You can name the cookie whatever you want—that’s the first parameter in the call to the cookie function. The second parameter is the value, which is the variable we’ve set from the query string. The third parameter is a set of options, the only one of which we’re using is the expire value (in days). If you don’t set this value, then the cookie will be a session cookie and will disappear as soon as the user quits their browser. We’ve set it to 180 days (6 months) so we’ll retain this sourcecode for any subsequent visits within six months. If a visitor returns to the site using a URL without a source code, the prior source code will still be there in the cookie. (If they return to the site using a URL with a different source code, then the cookie will reflect the most recent source code.)

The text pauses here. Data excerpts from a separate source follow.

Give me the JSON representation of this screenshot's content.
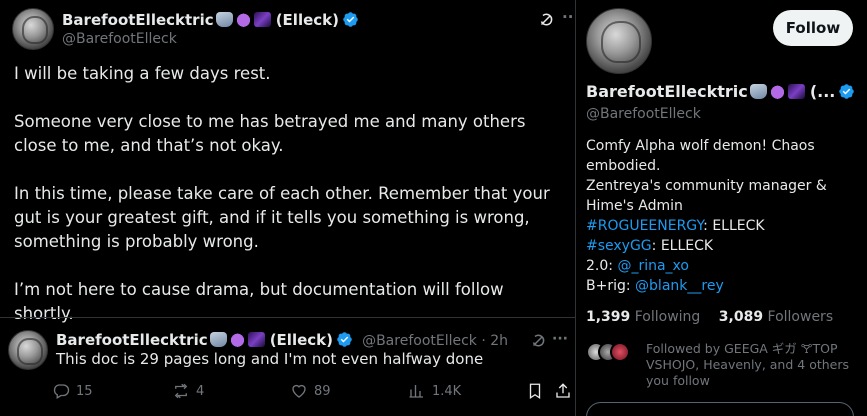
{
  "post": {
    "display_name": "BarefootEllecktric",
    "name_suffix": "(Elleck)",
    "handle": "@BarefootElleck",
    "more_glyph": "··",
    "paragraphs": [
      "I will be taking a few days rest.",
      "Someone very close to me has betrayed me and many others close to me, and that’s not okay.",
      "In this time, please take care of each other. Remember that your gut is your greatest gift, and if it tells you something is wrong, something is probably wrong.",
      "I’m not here to cause drama, but documentation will follow shortly."
    ]
  },
  "reply": {
    "display_name": "BarefootEllecktric",
    "name_suffix": "(Elleck)",
    "handle_time": "@BarefootElleck · 2h",
    "more_glyph": "···",
    "text": "This doc is 29 pages long and I'm not even halfway done",
    "actions": {
      "replies": "15",
      "reposts": "4",
      "likes": "89",
      "views": "1.4K"
    }
  },
  "profile": {
    "follow_label": "Follow",
    "display_name": "BarefootEllecktric",
    "name_suffix": "(...",
    "handle": "@BarefootElleck",
    "bio": {
      "line1": "Comfy Alpha wolf demon! Chaos embodied.",
      "line2": "Zentreya's community manager & Hime's Admin",
      "l3_link": "#ROGUEENERGY",
      "l3_text": ": ELLECK",
      "l4_link": "#sexyGG",
      "l4_text": ": ELLECK",
      "l5_text": "2.0: ",
      "l5_link": "@_rina_xo",
      "l6_text": "B+rig: ",
      "l6_link": "@blank__rey"
    },
    "following_count": "1,399",
    "following_label": "Following",
    "followers_count": "3,089",
    "followers_label": "Followers",
    "followed_by": "Followed by GEEGA ギガ 🝖TOP VSHOJO, Heavenly, and 4 others you follow"
  },
  "colors": {
    "accent": "#1d9bf0",
    "muted": "#71767b",
    "text": "#e7e9ea",
    "background": "#000000"
  },
  "icons": [
    "verified-badge-icon",
    "wolf-emoji-icon",
    "devil-emoji-icon",
    "galaxy-emoji-icon",
    "grok-icon",
    "reply-icon",
    "repost-icon",
    "like-icon",
    "views-icon",
    "bookmark-icon",
    "share-icon"
  ]
}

Setting the Source Code From the Cookie

Now we use the cookie to set the value of the hidden form field:

$("#source").val($.cookie('mysite_lead_source'));

Remember that this line of code needs to be in a document ready handler, since it is modifying a DOM element. The code that sets the cookie does not need to be inside the handler, but it doesn’t hurt to put it there. So we can put all this code together as follows:

$(document).ready(function() {
if (sourcecode = $.parseQuery().s) {
$.cookie('mysite_lead_source', sourcecode, { expires: 180 });
}
$('#source').val($.cookie('mysite_lead_source'));
});

To translate this into English, this code is saying:

  1. Wait until the document has been loaded and is ready for the DOM to be manipulated
  2. If there is a query parameter with the name “s”, store the value in the JavaScript variable “sourcecode” and then save that value in a 6-month-lifetime cookie named “mysite_lead_source”.
  3. If there is an element with the ID of “source”, set its value to the value retrieved from the cookie.

This last statement deserves a little more explanation. There is no conditional in the last line of code, but when you use jQuery to modify an element, it doesn’t cause any problems if the element doesn’t exist. (You could optimize the speed of the page slightly by only putting this line of code on pages that actually include a form with the source field, but the benefit is negligible and it’s convenient to just put this in the head section across the site so you can put forms on any page without having to worry about it.)

Note that you do not want the last line of code to be inside the conditional block, because you want to get the value from the cookie even if there is no source code in the URL for the current page.

If the form is on the same page on which the cookie is set, the cookie is just written and read in two consecutive actions, which is fine.

If the is no source code in the URL for the current page, but there is a source code cookie, then the value from the cookie is used, telling us how the user reached the site.

Finally, if the cookie is not present, the the value of the source field on the form will be set to null.

In part 2 of this series, I’ll show how to capture the referrer address as well.